A German astronomer, Johann Bode (1747-1826), called attention in 1772 to a numerical scheme, or rule (originally discovered by Johann Titius (1729-1796) in 1766), that seemed to predict the mean distances of the then-known planets from the sun. Although not a physical law in the same sense as Newton's laws, it is known as Bode's law; both Uranus, discovered in 1781, and the first asteroid, Ceres, found in 1801, adhered fairly well to this rule, but it broke down later when Neptune and Pluto were discovered. Despite the rule's having no unique physical basis, a similar rule relating the separations between planets seems to be characteristic of the formation of bodies in the gravitational field of a star.
All the planets are much alike in orbital characteristics. They revolve around the sun in the same direction in roughly circular orbits that lie nearly in the same plane.
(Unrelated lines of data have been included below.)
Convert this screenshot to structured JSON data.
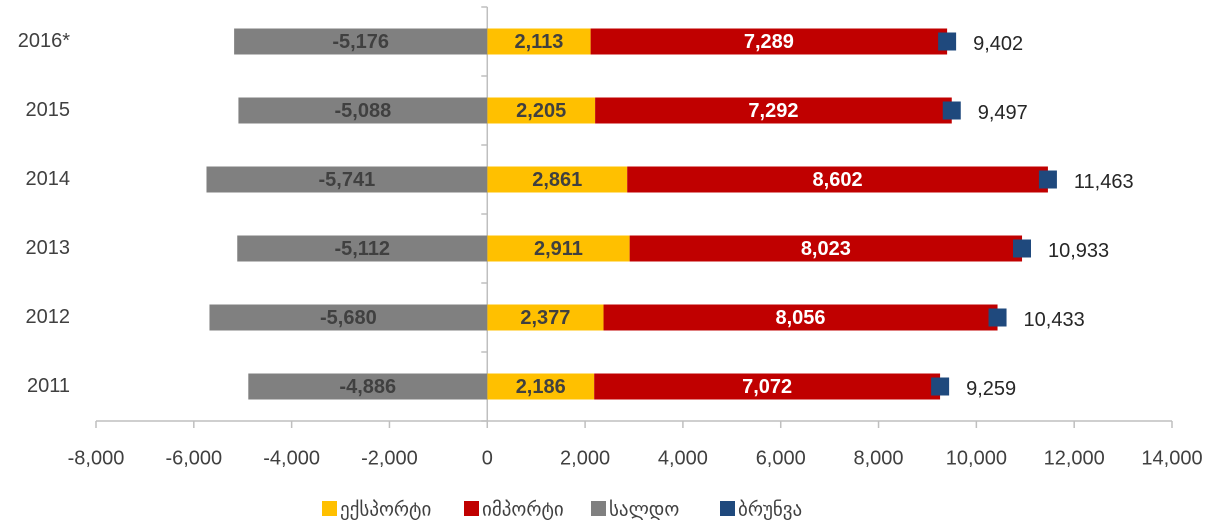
{
  "chart_data": {
    "type": "bar",
    "orientation": "horizontal",
    "categories": [
      "2016*",
      "2015",
      "2014",
      "2013",
      "2012",
      "2011"
    ],
    "series": [
      {
        "name": "ექსპორტი",
        "color": "#ffc000",
        "type": "bar",
        "values": [
          2113,
          2205,
          2861,
          2911,
          2377,
          2186
        ],
        "value_labels": [
          "2,113",
          "2,205",
          "2,861",
          "2,911",
          "2,377",
          "2,186"
        ]
      },
      {
        "name": "იმპორტი",
        "color": "#c00000",
        "type": "bar",
        "values": [
          7289,
          7292,
          8602,
          8023,
          8056,
          7072
        ],
        "value_labels": [
          "7,289",
          "7,292",
          "8,602",
          "8,023",
          "8,056",
          "7,072"
        ]
      },
      {
        "name": "სალდო",
        "color": "#808080",
        "type": "bar",
        "values": [
          -5176,
          -5088,
          -5741,
          -5112,
          -5680,
          -4886
        ],
        "value_labels": [
          "-5,176",
          "-5,088",
          "-5,741",
          "-5,112",
          "-5,680",
          "-4,886"
        ]
      },
      {
        "name": "ბრუნვა",
        "color": "#1f497d",
        "type": "scatter",
        "values": [
          9402,
          9497,
          11463,
          10933,
          10433,
          9259
        ],
        "value_labels": [
          "9,402",
          "9,497",
          "11,463",
          "10,933",
          "10,433",
          "9,259"
        ]
      }
    ],
    "xlim": [
      -8000,
      14000
    ],
    "xticks": [
      {
        "value": -8000,
        "label": "-8,000"
      },
      {
        "value": -6000,
        "label": "-6,000"
      },
      {
        "value": -4000,
        "label": "-4,000"
      },
      {
        "value": -2000,
        "label": "-2,000"
      },
      0,
      {
        "value": 2000,
        "label": "2,000"
      },
      {
        "value": 4000,
        "label": "4,000"
      },
      {
        "value": 6000,
        "label": "6,000"
      },
      {
        "value": 8000,
        "label": "8,000"
      },
      {
        "value": 10000,
        "label": "10,000"
      },
      {
        "value": 12000,
        "label": "12,000"
      },
      {
        "value": 14000,
        "label": "14,000"
      }
    ],
    "legend": "bottom"
  }
}
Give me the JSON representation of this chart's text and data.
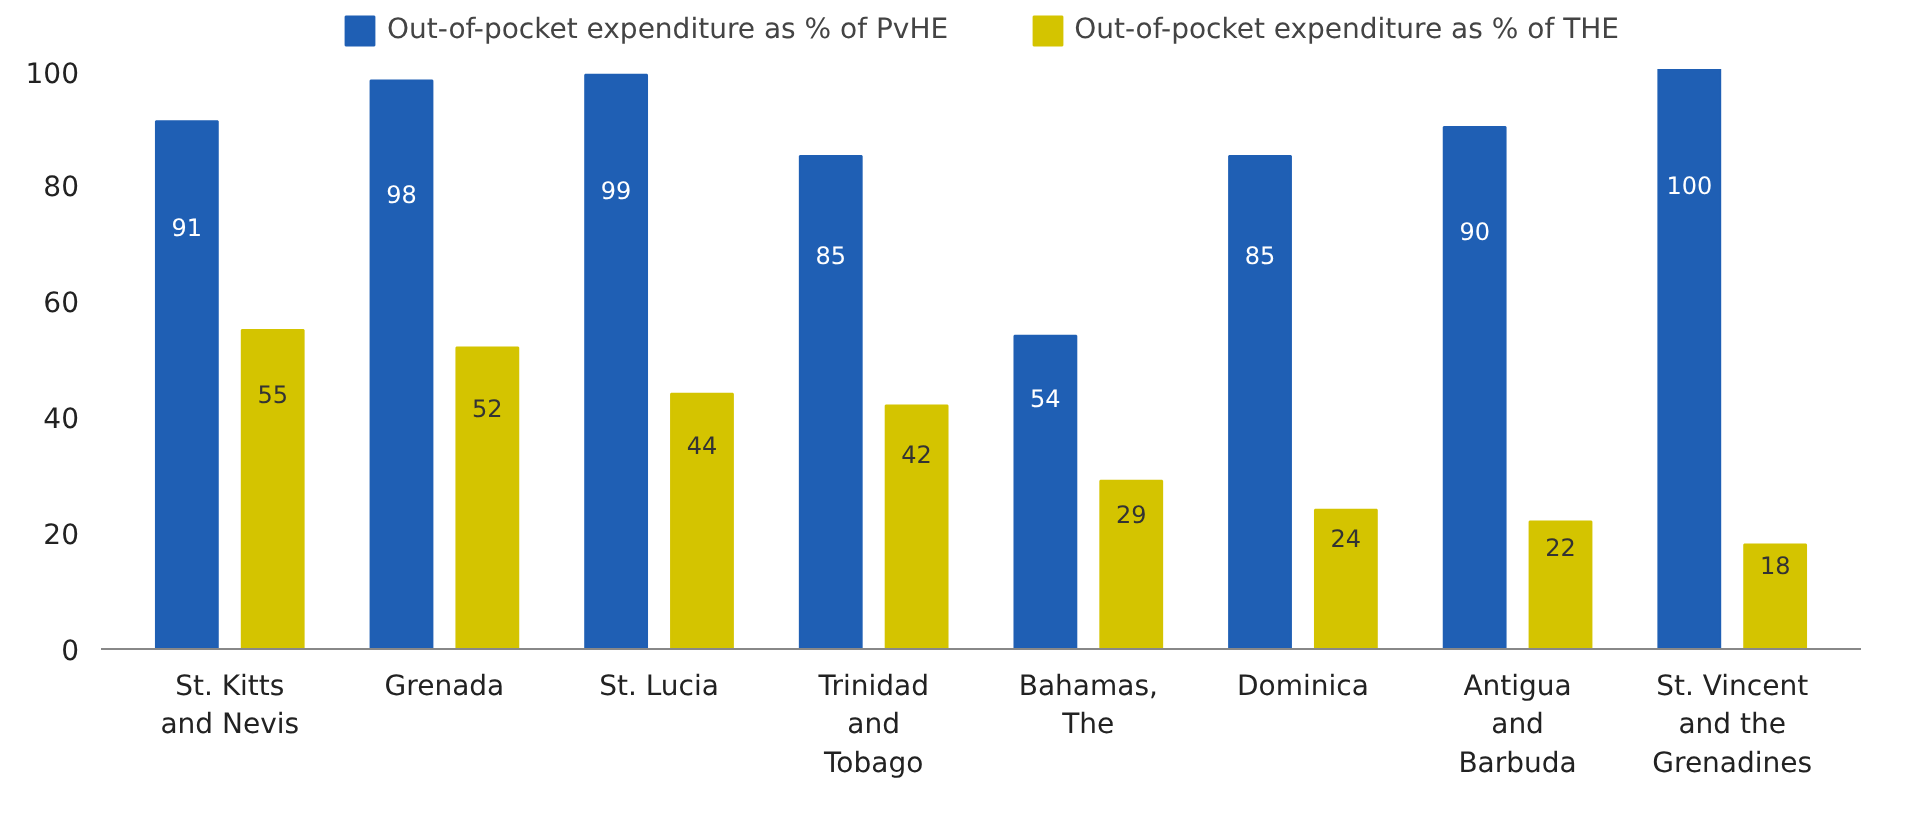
{
  "chart_data": {
    "type": "bar",
    "categories": [
      "St. Kitts\nand Nevis",
      "Grenada",
      "St. Lucia",
      "Trinidad\nand\nTobago",
      "Bahamas,\nThe",
      "Dominica",
      "Antigua\nand\nBarbuda",
      "St. Vincent\nand the\nGrenadines"
    ],
    "series": [
      {
        "name": "Out-of-pocket expenditure as % of PvHE",
        "color": "#1f5fb4",
        "values": [
          91,
          98,
          99,
          85,
          54,
          85,
          90,
          100
        ]
      },
      {
        "name": "Out-of-pocket expenditure as % of THE",
        "color": "#d4c400",
        "values": [
          55,
          52,
          44,
          42,
          29,
          24,
          22,
          18
        ]
      }
    ],
    "ylim": [
      0,
      100
    ],
    "yticks": [
      0,
      20,
      40,
      60,
      80,
      100
    ],
    "grid": false,
    "legend": "top",
    "data_labels": true
  }
}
Mercury, the innermost planet, and Pluto, the outermost planet, depart most from this regularity. Between the terrestrial planets (Mercury, Venus, the earth, and Mars) the average spacing is much smaller than that separating the Jovian planets, Jupiter, Saturn, Uranus, and Neptune. The planets orbit at mean distances ranging from 40 percent of the earth's distance from the sun to 40 times earth's distance, with orbital periods between a quarter of a year and 248 years.